И тут Жуков признал мужика и сразу поразился живому, какому-то неестественно одушевленному, жизнерадостному виду седока, его незамирающей, будто приклеенной блаженной улыбке. Помнится, когда Жуков прибыл из своей деревеньки в Слободу, чтобы продолжить науки, то Васька, благополучно отсидев четыре года в первом классе, намеревался еще зиму перекантовать; кажется, он уже тогда был при реденьких сивых усах, с незатухающей улыбкой простеца-человека, которому уже все предписано судьбою, осталось лишь следовать ей с покорством. Воистину: «блаженны нищие духом, ибо они населят Царствие Небесное». Уж такой убогой кажется жизнь, так завязла она в добывании хлеба насущного, что нет в ней места веселию.
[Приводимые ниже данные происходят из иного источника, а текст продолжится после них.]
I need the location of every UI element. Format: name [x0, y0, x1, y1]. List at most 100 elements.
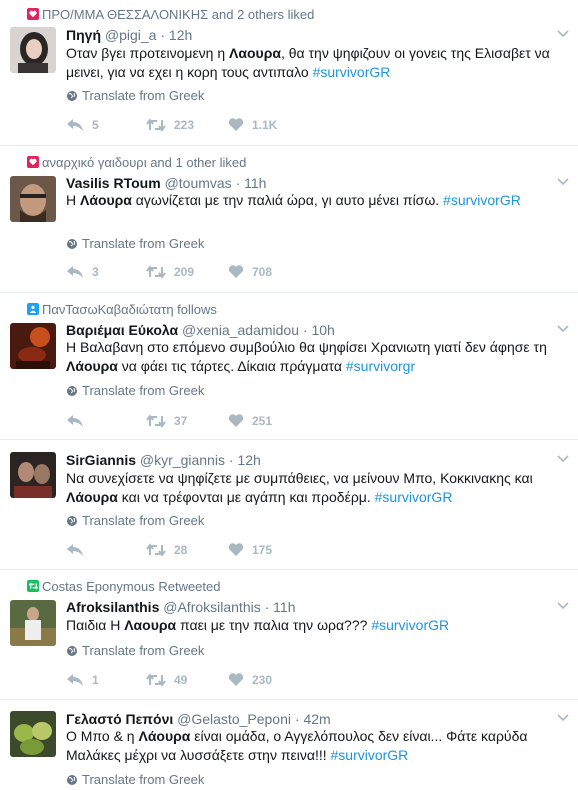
social-context-text[interactable]: αναρχικό γαιδουρι and 1 other liked — [42, 155, 246, 170]
like-count: 1.1K — [252, 118, 278, 132]
avatar[interactable] — [10, 711, 56, 757]
retweet-icon — [146, 265, 166, 279]
tweet[interactable]: SirGiannis @kyr_giannis · 12h Να συνεχίσ… — [0, 440, 578, 570]
social-context: ΠΡΟ/ΜΜΑ ΘΕΣΣΑΛΟΝΙΚΗΣ and 2 others liked — [27, 6, 314, 22]
social-context-text[interactable]: Costas Eponymous Retweeted — [42, 579, 220, 594]
hashtag-link[interactable]: #survivorGR — [375, 489, 453, 505]
translate-link[interactable]: Translate from Greek — [66, 643, 204, 658]
username[interactable]: @toumvas — [165, 175, 232, 191]
reply-button[interactable] — [66, 543, 146, 557]
retweet-button[interactable]: 37 — [146, 414, 228, 428]
tweet-header: Afroksilanthis @Afroksilanthis · 11h — [66, 599, 296, 615]
fullname[interactable]: Γελαστό Πεπόνι — [66, 711, 173, 727]
social-context: αναρχικό γαιδουρι and 1 other liked — [27, 154, 246, 170]
retweet-button[interactable]: 209 — [146, 265, 228, 279]
tweet[interactable]: ΠανΤασωΚαβαδιώτατη follows Βαριέμαι Εύκο… — [0, 293, 578, 440]
chevron-down-icon[interactable] — [556, 27, 570, 41]
avatar[interactable] — [10, 600, 56, 646]
username[interactable]: @kyr_giannis — [140, 452, 225, 468]
username[interactable]: @xenia_adamidou — [182, 322, 299, 338]
retweet-icon — [146, 414, 166, 428]
heart-icon — [27, 8, 39, 20]
retweet-count: 209 — [174, 265, 195, 279]
username[interactable]: @Afroksilanthis — [163, 599, 260, 615]
chevron-down-icon[interactable] — [556, 322, 570, 336]
retweet-icon — [146, 118, 166, 132]
timestamp[interactable]: 42m — [303, 711, 330, 727]
heart-icon — [228, 673, 244, 686]
tweet-header: Vasilis RToum @toumvas · 11h — [66, 175, 267, 191]
reply-button[interactable]: 3 — [66, 265, 146, 279]
translate-link[interactable]: Translate from Greek — [66, 772, 204, 787]
tweet-actions: 37 251 — [66, 412, 272, 430]
retweet-button[interactable]: 223 — [146, 118, 228, 132]
translate-link[interactable]: Translate from Greek — [66, 88, 204, 103]
retweet-button[interactable]: 28 — [146, 543, 228, 557]
tweet-header: SirGiannis @kyr_giannis · 12h — [66, 452, 261, 468]
username[interactable]: @Gelasto_Peponi — [177, 711, 291, 727]
avatar[interactable] — [10, 176, 56, 222]
tweet[interactable]: αναρχικό γαιδουρι and 1 other liked Vasi… — [0, 146, 578, 293]
like-button[interactable]: 175 — [228, 543, 272, 557]
like-button[interactable]: 1.1K — [228, 118, 277, 132]
retweet-count: 223 — [174, 118, 195, 132]
heart-icon — [228, 118, 244, 131]
retweet-button[interactable]: 49 — [146, 673, 228, 687]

Так вот, господа присяжные заседатели, устроители дем-рая, не судите по себе, ибо вы испорчены своей черной желчью и хладными утробными водами, и этот кислый дух, перекочевав из затхлой печени в замусоренную головенку, невольно застит и ваши глаза. Видите, какой живет на свете счастливый человек, и вам не замутить его духа.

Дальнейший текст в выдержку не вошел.